Overall, the research of the project is dissecting drivers of calcification and behavioral disruption in key shoreline invertebrates, across present-day and future carbonate system conditions appropriate to coastal marine environments. Efforts are exploring the extent to which calcification depends on one versus multiple parameters of the seawater carbonate system. In particular, existing conceptual models emphasize the importance of calcium carbonate saturation state (Ω) and/or the ratio of bicarbonate to hydrogen ion concentrations ([HCO3-]/[H+]), and the project is examining these mechanisms as well as the possibility that more than one driver acts simultaneously. It is doing so both in bivalves and in gastropods to test for generality across mollusks. The project is additionally examining whether pH is the only carbonate system factor contributing to known patterns of behavioral impairment in marine invertebrates.

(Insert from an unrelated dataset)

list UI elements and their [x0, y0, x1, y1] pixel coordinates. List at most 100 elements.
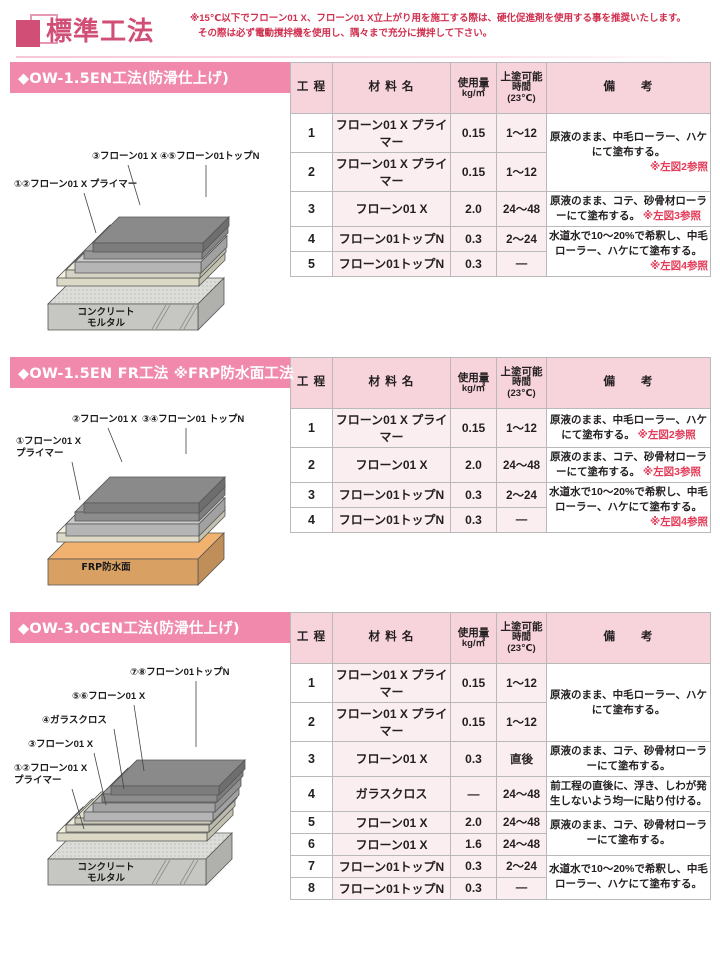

Leading explanations for debilitating behaviors induced by ocean acidification involve altered ion channel function, but discussion in the literature continues, and studies that explicitly decouple the carbonate system are necessary.
This award reflects NSF's statutory mission and has been deemed worthy of support through evaluation using the Foundation's intellectual merit and broader impacts review criteria.